You can't find out in general whether a program was started "from the command line" (by a user's explicit command), but you can find out whether its standard input and output are talking to a terminal/command window:

#include <unistd.h>
isatty(fileno(stdin))

and stdout return whether standard input/standard output are terminals.

If you need to know what process starting your program, use the getppid system call to get the parent's process ID (ppid), then read the pseudo-file /proc/ppid/cmdline.

larsmans
If you use isatty, you'll get false for redirection at the command line. As a user, I'd be upset by a command I can't use in pipes...
AProgrammer
The correct answer depends critically on what the OP wants to do. I just listed some options. (Maybe it should only behave *differently* for terminals, e.g. give a prompt?)
larsmans
All the implementations of `ls` I've used try putting filenames into columns when called from the terminal, but have one file per line when piping output.
David Thornley
A: 

You can check whether its standard input is a terminal:

if(isatty(0)) { ... }
mouviciel
Keep in mind you'd only benefit from this if a.out gets its stdin redirected, otherwise it'll just inherit the stdin of b.out, which is a tty.
nos
+2  A: 

You can do multiple things, but none will be 100% reliable:

  • isatty(0) to check whether standard input is a TTY terminal,

  • check for the parent task ID (getppid()), then lookup the parent's PID to match it against its executable's path (using whatever you want. a call to ps and some parsing could do, or have fun using /proc/)

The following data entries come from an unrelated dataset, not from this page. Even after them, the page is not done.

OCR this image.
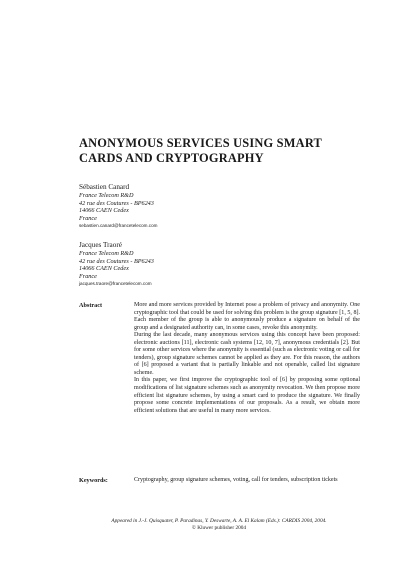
ANONYMOUS SERVICES USING SMART CARDS AND CRYPTOGRAPHY
Sébastien Canard
France Telecom R&D
42 rue des Coutures - BP6243
14066 CAEN Cedex
France
sebastien.canard@francetelecom.com
Jacques Traoré
France Telecom R&D
42 rue des Coutures - BP6243
14066 CAEN Cedex
France
jacques.traore@francetelecom.com
Abstract	More and more services provided by Internet pose a problem of privacy and anonymity. One cryptographic tool that could be used for solving this problem is the group signature [1, 5, 8]. Each member of the group is able to anonymously produce a signature on behalf of the group and a designated authority can, in some cases, revoke this anonymity.

During the last decade, many anonymous services using this concept have been proposed: electronic auctions [11], electronic cash systems [12, 10, 7], anonymous credentials [2]. But for some other services where the anonymity is essential (such as electronic voting or call for tenders), group signature schemes cannot be applied as they are. For this reason, the authors of [6] proposed a variant that is partially linkable and not openable, called list signature scheme.

In this paper, we first improve the cryptographic tool of [6] by proposing some optional modifications of list signature schemes such as anonymity revocation. We then propose more efficient list signature schemes, by using a smart card to produce the signature. We finally propose some concrete implementations of our proposals. As a result, we obtain more efficient solutions that are useful in many more services.

Keywords:	Cryptography, group signature schemes, voting, call for tenders, subscription tickets
Appeared in J.-J. Quisquater, P. Paradinas, Y. Deswarte, A. A. El Kalam (Eds.): CARDIS 2004, 2004.
© Kluwer publisher 2004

  • you could also just have a look at the environment variables set up. do a printout of all the values contained in the env. To do that, either use the extern environ variable:

    extern char **environ;

  • or modify your main() prototype to be:

    int main(int ac, char **av, char **environ)

haylem
`getenv` is the preferred way to read the environment. How does the environment help?
larsmans
yes, you could do that as well, but `getenv` requires you to know which key you want to read. So that could be usefull, or you may want to go through the whole thing. For the rest, sorry if I wasn't being clear enough: you could look for the differences on some particular variables (SHELL, DISPLAY...). There'll be minor differences between different kinds of execution as well. I am actually on windows right now so I cannot really try this out but I did something like that a while back. But like I said, it's not 100% reliable. Definitely not.
haylem
@larsmans: actually, come to think of it, what I was doing back then was trying to determine if my program was being executed through an SSH connection or not, but that's how I did (unreliably) determine it.
haylem
A: 

In short: you can't doing it directly.
In long: look you can check the getppid() value and compare it with the bash PID orb.out PID
TO search for a process inside the process table with Known PID with C you can do this:

1) get the PPID of a.out and search with this value in /porc and then if you find the folder check the cmdline file and check if this process is b.out or shell process.

2) you can deal with sysctl system call and dealing with kernel param's(you can google it)

3)
pid_t ppid = getppid();
system("pidof bash > text.in");

the system will get the pid of any shell process and write the result to text.in file
it contains all bash PID's space separated you can compare this values with getppid() value.
Good Luck.

Aboelnour
A: 

I would set an environment variable, in the parent process, to some value (say the parent pid), and have the child process check for it.

It is unlikely that a shell user would set this variable (call it something unlikely to name-clash), so if this variable is set to the expected value, then you know that it is being started from the parent process.